Peki etnik olarak Myanmar’daki Rohingya Müslümanlarının kökeni nedir?
Etnik olarak Bengal Körfezi’ndeki bütün Müslümanlar ile aynı etnik kökenden geliyorlar. Hint yarımadasında 250 milyona yaklaşan bir Müslüman nüfus vardır. Etnik olarak Bengalliler ile aynıdır. Şu anda nüfuslarının bir buçuk milyon olduğu söyleniyor. Bunların bir kısmı tabi Bangladeş’e kaçtı. Bangladeş’in şöyle bir kaygısı var. Ekonomik bir çok problemle karşı karşıya bir ülkedir. Türkiye buradan kaçan mülteciler için Bangladeş sınırına kamp kurmak istiyor. Bangladeş şunu biliyor çok kısa bir sürede Rohingyalı Müslümanlar bu kamplara gelecektir. Açıkçası bu mültecilerin buraya gelmesini istemiyor. Bu yüzden Bangladeş hükümeti de buraya insani yardım gelmesine izin vermiyor ve zorluk çıkartıyor.
Sınıra mayın döşendiği gibi haberler geliyor. Bangladeş Myanmar’ın döşediğini iddia ediyor.
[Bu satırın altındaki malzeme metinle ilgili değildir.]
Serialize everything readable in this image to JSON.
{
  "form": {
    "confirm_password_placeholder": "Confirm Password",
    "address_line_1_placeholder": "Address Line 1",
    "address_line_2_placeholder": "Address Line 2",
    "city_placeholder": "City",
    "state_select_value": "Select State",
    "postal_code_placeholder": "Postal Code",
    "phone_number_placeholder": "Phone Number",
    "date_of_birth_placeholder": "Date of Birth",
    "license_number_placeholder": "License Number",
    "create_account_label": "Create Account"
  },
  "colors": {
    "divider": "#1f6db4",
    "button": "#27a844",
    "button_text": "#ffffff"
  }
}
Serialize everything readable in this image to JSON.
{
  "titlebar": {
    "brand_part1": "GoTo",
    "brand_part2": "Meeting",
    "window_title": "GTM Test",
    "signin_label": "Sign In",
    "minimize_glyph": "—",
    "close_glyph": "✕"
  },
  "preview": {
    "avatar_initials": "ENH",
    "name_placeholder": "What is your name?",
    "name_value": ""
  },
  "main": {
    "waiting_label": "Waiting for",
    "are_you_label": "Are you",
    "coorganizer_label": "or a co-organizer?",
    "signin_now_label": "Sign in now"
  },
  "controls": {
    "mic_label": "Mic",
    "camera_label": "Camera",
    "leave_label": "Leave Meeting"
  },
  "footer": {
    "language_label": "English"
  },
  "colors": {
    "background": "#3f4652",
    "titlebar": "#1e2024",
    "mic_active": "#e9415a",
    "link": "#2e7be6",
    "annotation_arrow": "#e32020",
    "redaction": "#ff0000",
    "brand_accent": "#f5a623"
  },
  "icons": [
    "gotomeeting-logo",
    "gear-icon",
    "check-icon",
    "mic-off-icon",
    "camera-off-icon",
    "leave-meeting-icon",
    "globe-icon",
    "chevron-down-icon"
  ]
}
Myanmar hükümeti isyancıların döşediğini söylüyor. Açıkçası karışık bir durum var.
Evet çok sağlıklı bir bilgide edinilemiyor. Sosyal medyada da bir çok yanlış fotoğraf dolaşıyor. Fakat orada kadınlara ve çocuklara yönelik bir çok suçun işlendiğini biliyoruz.